Spotify has been sued in the US state of Connecticut over claims it instigated a change earlier this year in the way it counts plays and therefore calculates royalties, in doing so reducing payments to grassroots artists.
The lawsuit also wants the court to rule that Spotify’s controversial 1000 stream payment threshold - which means tracks that get less than 1000 plays from 50 unique users in a year receive no royalties at all - is an “unfair and deceptive practice” under Connecticut law.
The lawsuit has been filed by Mark M Kratter, who is both an attorney and an independent musician.
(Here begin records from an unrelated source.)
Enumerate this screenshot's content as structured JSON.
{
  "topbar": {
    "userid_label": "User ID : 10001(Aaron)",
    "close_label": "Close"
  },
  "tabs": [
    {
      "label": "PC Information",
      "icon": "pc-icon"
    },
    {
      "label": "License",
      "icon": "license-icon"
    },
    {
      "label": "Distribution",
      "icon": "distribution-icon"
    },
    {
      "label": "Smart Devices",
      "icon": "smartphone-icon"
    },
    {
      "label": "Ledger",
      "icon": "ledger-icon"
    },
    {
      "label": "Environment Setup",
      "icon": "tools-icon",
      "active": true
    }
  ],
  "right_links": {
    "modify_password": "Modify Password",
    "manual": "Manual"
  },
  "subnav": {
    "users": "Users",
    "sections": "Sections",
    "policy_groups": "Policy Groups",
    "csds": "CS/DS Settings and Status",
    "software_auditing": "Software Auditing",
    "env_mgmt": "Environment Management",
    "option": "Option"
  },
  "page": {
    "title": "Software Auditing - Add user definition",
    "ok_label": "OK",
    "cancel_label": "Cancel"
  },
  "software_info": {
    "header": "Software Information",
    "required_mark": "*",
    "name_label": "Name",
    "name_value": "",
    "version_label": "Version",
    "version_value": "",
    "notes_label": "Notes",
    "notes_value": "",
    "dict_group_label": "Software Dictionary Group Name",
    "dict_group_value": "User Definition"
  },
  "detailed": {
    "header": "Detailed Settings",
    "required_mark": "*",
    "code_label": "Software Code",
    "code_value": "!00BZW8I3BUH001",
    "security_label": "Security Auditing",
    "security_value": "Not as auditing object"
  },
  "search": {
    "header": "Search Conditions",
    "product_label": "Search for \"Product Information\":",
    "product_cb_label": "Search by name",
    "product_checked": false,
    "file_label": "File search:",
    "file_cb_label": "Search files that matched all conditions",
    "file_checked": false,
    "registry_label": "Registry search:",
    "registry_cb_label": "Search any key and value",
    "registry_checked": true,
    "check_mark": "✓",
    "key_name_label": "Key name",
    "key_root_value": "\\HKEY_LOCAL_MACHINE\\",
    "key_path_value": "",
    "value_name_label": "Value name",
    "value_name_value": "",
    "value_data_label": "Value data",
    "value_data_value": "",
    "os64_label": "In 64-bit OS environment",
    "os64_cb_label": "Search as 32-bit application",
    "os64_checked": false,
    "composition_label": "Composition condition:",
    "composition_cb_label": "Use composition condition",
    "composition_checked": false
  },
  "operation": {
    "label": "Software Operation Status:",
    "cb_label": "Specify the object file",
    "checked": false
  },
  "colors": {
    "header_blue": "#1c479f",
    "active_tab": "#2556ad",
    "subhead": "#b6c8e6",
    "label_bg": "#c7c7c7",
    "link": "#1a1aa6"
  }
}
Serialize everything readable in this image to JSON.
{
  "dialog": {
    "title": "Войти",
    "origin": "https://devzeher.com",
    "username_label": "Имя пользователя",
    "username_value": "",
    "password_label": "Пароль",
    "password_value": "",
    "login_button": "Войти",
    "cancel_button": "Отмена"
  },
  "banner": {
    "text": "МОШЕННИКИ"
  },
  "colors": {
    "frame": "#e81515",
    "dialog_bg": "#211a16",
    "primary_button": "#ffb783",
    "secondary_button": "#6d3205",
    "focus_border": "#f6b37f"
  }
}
He says that Spotify “publicly represents itself as a fair, transparent and creator-supportive platform”, but, “in reality” it “employs opaque rules and undisclosed filtering criteria that disproportionately harm independent artists while benefiting major labels and high-volume catalogues”.
He specifically alleges that, in March this year, Spotify implemented a change to its “filtering criteria” that caused “large categories of legitimate plays” of his music “to not be counted as streams”. Which meant lower royalties and, in some cases, resulted in tracks falling below the 1000 stream threshold, meaning he received no payment at all.
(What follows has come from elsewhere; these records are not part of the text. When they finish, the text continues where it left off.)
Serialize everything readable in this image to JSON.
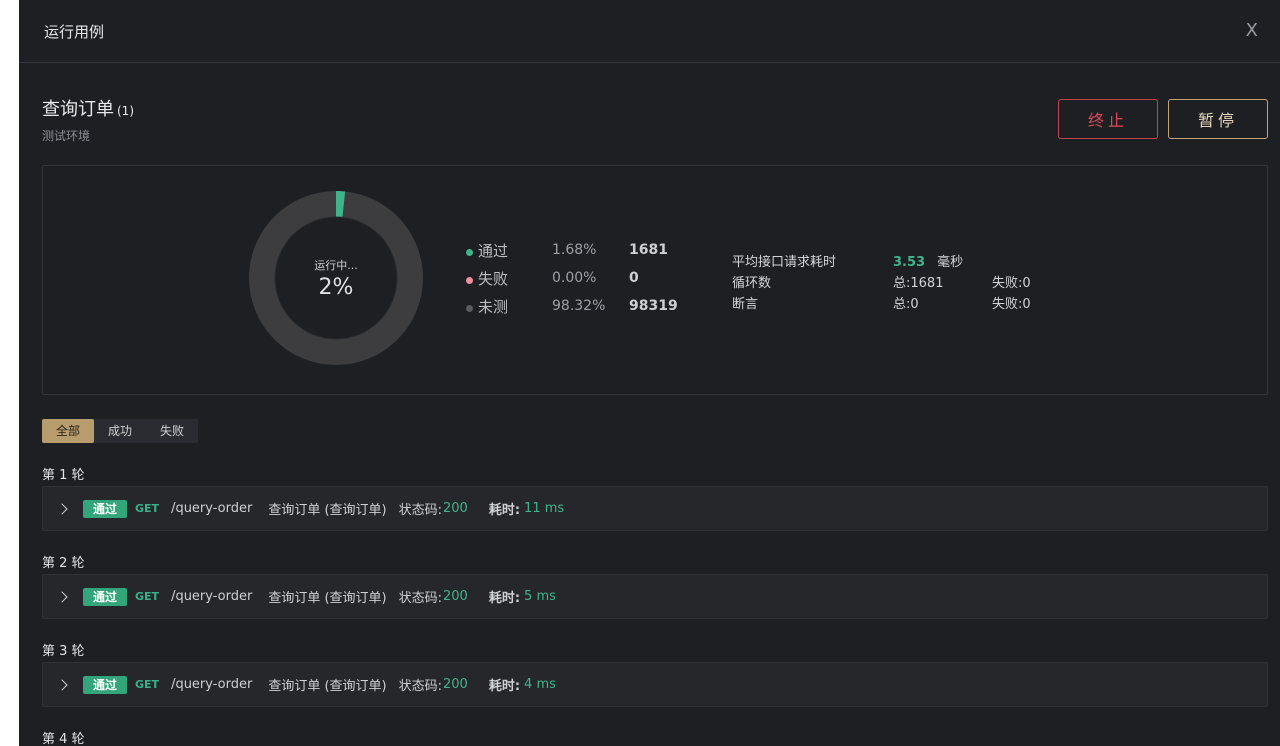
{
  "header": {
    "title": "运行用例",
    "close_glyph": "X"
  },
  "summary": {
    "name": "查询订单",
    "count": "(1)",
    "environment": "测试环境",
    "buttons": {
      "stop": "终止",
      "pause": "暂停"
    },
    "donut": {
      "status": "运行中...",
      "percent_label": "2%",
      "progress": 0.0168
    },
    "legend": [
      {
        "name": "通过",
        "pct": "1.68%",
        "count": "1681",
        "color": "#3fb38a"
      },
      {
        "name": "失败",
        "pct": "0.00%",
        "count": "0",
        "color": "#f08fa1"
      },
      {
        "name": "未测",
        "pct": "98.32%",
        "count": "98319",
        "color": "#5a5a5e"
      }
    ],
    "metrics": [
      {
        "label": "平均接口请求耗时",
        "value_num": "3.53",
        "value": "毫秒",
        "extra": ""
      },
      {
        "label": "循环数",
        "value_num": "",
        "value": "总:1681",
        "extra": "失败:0"
      },
      {
        "label": "断言",
        "value_num": "",
        "value": "总:0",
        "extra": "失败:0"
      }
    ]
  },
  "filters": {
    "all": "全部",
    "success": "成功",
    "fail": "失败"
  },
  "rounds": [
    {
      "label": "第 1 轮",
      "badge": "通过",
      "method": "GET",
      "path": "/query-order",
      "desc": "查询订单 (查询订单)",
      "status_label": "状态码:",
      "status_code": "200",
      "time_label": "耗时:",
      "time": "11 ms"
    },
    {
      "label": "第 2 轮",
      "badge": "通过",
      "method": "GET",
      "path": "/query-order",
      "desc": "查询订单 (查询订单)",
      "status_label": "状态码:",
      "status_code": "200",
      "time_label": "耗时:",
      "time": "5 ms"
    },
    {
      "label": "第 3 轮",
      "badge": "通过",
      "method": "GET",
      "path": "/query-order",
      "desc": "查询订单 (查询订单)",
      "status_label": "状态码:",
      "status_code": "200",
      "time_label": "耗时:",
      "time": "4 ms"
    },
    {
      "label": "第 4 轮"
    }
  ],
  "colors": {
    "background": "#1e1f23",
    "accent_green": "#40b48a",
    "stop_red": "#d74a58",
    "pause_gold": "#bfa77a"
  }
}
The change, he says, “altered how streams, saves, playlist additions, radio plays, autoplay sessions and algorithmic sessions were counted and credited towards an artist’s performance metrics”.
It’s not clear on what basis Kratter is claiming that these changes were made to Spotify’s rules, other than inferring changes must have been made to account for the “sharp and measurable decline in counted streams” for his own recordings, "”despite continued listener activity”.
How Spotify counts plays and calculates royalties is set out in its licensing deals with record labels and music distributors, so any change to that system would need to be negotiated with the bigger players and clearly set out in updated licensing agreements. Although artists don’t generally get to see those agreements so wouldn’t necessarily know about any changes.
But there’s another set of rules that could also impact on any one artist’s plays and royalties, which is the rules Spotify enforces to crackdown on streaming fraud and stream manipulation, which are constantly evolving, including in the context of AI-generated music.
Obviously the industry supports Spotify’s efforts to crackdown on fraud and manipulation, but some anti-fraud measures can negatively impact artists and labels who are not involved in any dodgy activity.
For example, scammers might put third party music alongside tracks they are trying to manipulate on playlists that they then artificially boost, and a crackdown on those playlists could impact on the legit tracks too.
For independent artists, spotting and dealing with problems like that can be tricky, and - while Spotify provides some information on how it deals with streaming fraud - for indies there is rarely full transparency on how everything works behind the scenes.
It remains to be seen if this lawsuit forces some transparency on what changed at Spotify to cause the slump in streams documented by Kratter.
If Kratter’s lawsuit does proceed, his separate claim that the 1000 plays threshold is unlawful will - in itself - be very interesting. The threshold was forced onto Spotify and other streaming services by the majors in 2024, because its other artists and labels who benefit from grassroots music being frozen out for the royalty pool, with the superstars and major catalogue owners being the biggest winners.
That threshold has been criticised by artist and indie label groups, and by competition law experts in Europe, so it would be interesting to see how legal arguments against the threshold under US law were received by American judges.